DEVELOPMENTAL REGULATION OF T CELL
ANTIGEN RECEPTOR EXPRESSION AND FUNCTION
DAVID L. WIEST, Ph.D., Associate Member
STANLEY M. BELKOWSKI, Ph.D., Research Associate (from
November 1998)
MARC A. BERGER, Ph.D., Postdoctoral Associate
MICHAEL O. CARLETON, Ph.D., Postdoctoral Associate
MICHELE R. RHODES, B.S., Scientific Technician
The specific recognition and destruction of target cells (e.g., tumors) by
cytotoxic T lymphocytes is mediated by a structure on the T cell surface
known as the T cell antigen receptor (TCR) complex, which upon encountering
its cognate ligand transduces activation signals to the T cell cytoplasm.

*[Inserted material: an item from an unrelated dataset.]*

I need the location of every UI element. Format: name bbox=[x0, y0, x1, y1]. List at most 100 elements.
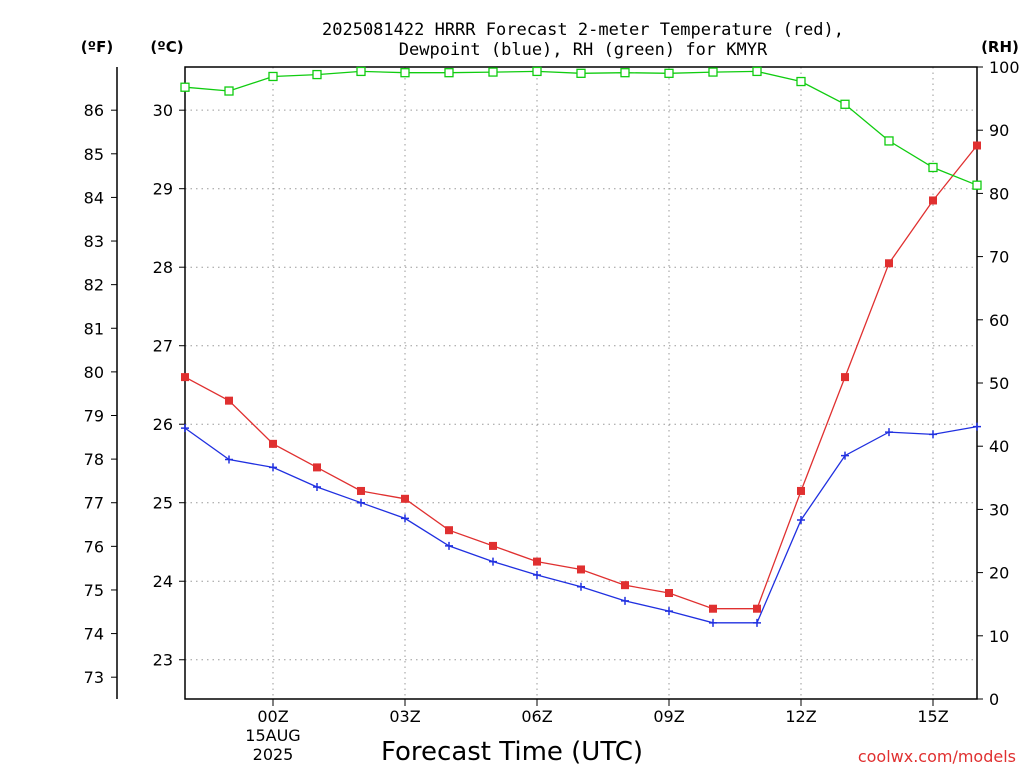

Since the ligand-binding and signaling capabilities of the TCR reside on
distinct polypeptide subunits (TCRab subunits bind
antigen while CD3gde and z subunits transduce signals), it is essential for TCR
function that these distinct subunits only be expressed on the cell surface
as part of a complete complex. Surface expression of only complete TCR
complexes is ensured by tight control of both subunit assembly in the
endoplasmic reticulum (ER) and the subsequent movement of those complexes
through the network of membrane-bound organelles termed the "secretory
apparatus".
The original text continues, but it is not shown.